Social media lead Ishneesha Swee Yin was thrilled upon learning the good news, saying that she could finally reunite with her family in Kuala Lumpur.
“It has been about two years since I last saw my family and I miss them so much.
“I am planning to head home before Christmas as I had already made plans a while back to spend the festive season in the United Kingdom with my partner.
“The VTL will make things so much easier for me as I do not have to waste time and money on home quarantine.
“It also means that I can go back to Kuala Lumpur more often now,” said the 30-year-old.
On Monday, Malaysia and Singapore announced the reopening of their mutual border with the VTL between Kuala Lumpur International Airport and Changi Airport from Nov 29.
Under the VTL, fully-vaccinated travellers will be able to travel between both countries and be subjected to Covid-19 test in lieu of serving quarantine or stay-at-home notice.
Graphic designer Chua Wen Fa, 33, said the VTL was a relief since he could return home in Selangor without having to serve quarantine in Malaysia and upon return to Singapore.
He, however, would wait for both governments to announce the full travel standard operating procedures before booking a flight or making plans as his passport has expired.
“I renewed my passport online in Singapore in early September but I have not received any updates from the Malaysian High Commission.
“Hopefully I can get my passport soon so I can return to Malaysia in time for Chinese New Year next year.
“It will be a more meaningful celebration as I have been away from my family even before the border closure in March last year,” said Chua, adding that he had also updated his MySejahtera app to a fully-vaccinated status as he received his inoculations in Singapore.
Meanwhile, Johorean Bob Lee, who has been working as a photographer in Singapore for about two decades, hopes the Causeway and Second Link could reopen by the end of the year to make travel more convenient for those whose families are in the Johor Baru area.
The 45-year-old said not only would the cost of a round trip from Singapore-Kuala Lumpur-Johor Baru be high for his family, the risks would also be higher as they needed to take a bus and taxi to reach home.
“The governments should reopen the land links before Chinese New Year next year to allow people to return to Malaysia in stages rather than a huge influx during the festive season.
“I would wait for the land borders to reopen before making plans to visit my parents and sister who are living in Johor Baru.
“Before the pandemic, my mother used to visit my family and I in Singapore weekly and my family would head back to Malaysia about once a month,” said Lee who last saw his family in March last year.

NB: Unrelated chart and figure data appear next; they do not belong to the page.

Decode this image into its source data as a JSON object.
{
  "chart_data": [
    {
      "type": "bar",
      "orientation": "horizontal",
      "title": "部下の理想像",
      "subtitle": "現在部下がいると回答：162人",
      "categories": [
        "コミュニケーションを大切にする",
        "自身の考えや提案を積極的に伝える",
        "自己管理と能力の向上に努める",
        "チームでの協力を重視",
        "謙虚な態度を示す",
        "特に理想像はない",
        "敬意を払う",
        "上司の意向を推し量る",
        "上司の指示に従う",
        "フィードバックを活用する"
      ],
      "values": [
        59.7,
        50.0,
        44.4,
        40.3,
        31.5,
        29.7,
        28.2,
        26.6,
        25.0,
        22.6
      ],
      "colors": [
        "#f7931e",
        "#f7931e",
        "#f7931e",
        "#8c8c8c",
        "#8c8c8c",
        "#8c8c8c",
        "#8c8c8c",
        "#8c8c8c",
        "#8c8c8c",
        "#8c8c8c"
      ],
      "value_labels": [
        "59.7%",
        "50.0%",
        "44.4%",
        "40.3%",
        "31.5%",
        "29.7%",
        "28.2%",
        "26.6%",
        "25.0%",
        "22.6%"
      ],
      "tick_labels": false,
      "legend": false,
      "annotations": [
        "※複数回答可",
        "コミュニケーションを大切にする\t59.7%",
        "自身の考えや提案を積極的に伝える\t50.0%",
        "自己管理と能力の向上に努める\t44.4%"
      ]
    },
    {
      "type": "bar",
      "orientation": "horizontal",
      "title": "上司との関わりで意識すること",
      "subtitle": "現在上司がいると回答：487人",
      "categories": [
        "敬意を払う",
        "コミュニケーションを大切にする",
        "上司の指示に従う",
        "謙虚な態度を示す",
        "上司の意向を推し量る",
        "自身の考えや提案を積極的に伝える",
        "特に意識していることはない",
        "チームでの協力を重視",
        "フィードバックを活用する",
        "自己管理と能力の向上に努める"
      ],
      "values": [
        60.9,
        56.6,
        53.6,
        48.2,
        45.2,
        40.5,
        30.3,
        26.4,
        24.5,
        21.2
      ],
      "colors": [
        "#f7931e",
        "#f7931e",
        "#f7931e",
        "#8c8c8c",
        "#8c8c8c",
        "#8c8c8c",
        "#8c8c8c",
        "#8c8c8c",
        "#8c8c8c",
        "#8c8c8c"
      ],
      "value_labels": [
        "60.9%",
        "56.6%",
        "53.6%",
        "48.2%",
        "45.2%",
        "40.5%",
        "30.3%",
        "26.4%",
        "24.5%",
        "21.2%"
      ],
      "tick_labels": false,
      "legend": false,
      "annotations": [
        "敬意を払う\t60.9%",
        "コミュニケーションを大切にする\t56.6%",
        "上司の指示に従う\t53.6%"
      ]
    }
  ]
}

Social worker Vishantini Raj, who has been working in Singapore for about 20 years, said she too preferred to wait for the Johor-Singapore land border to reopen before returning home to Johor Baru.
“My family live in Johor Baru so it does not make sense for me to take a flight to Kuala Lumpur and then travel by land for another four hours to Johor Baru.
“It will be less of a hassle to cross the Causeway as it usually takes me about one to two hours to travel between Johor Baru and Singapore, depending on the traffic.
“Since VTL for air travel has been introduced, I hope there will be VTL for land links soon for people whose families are in Johor to reunite easily,” said the 38-year-old.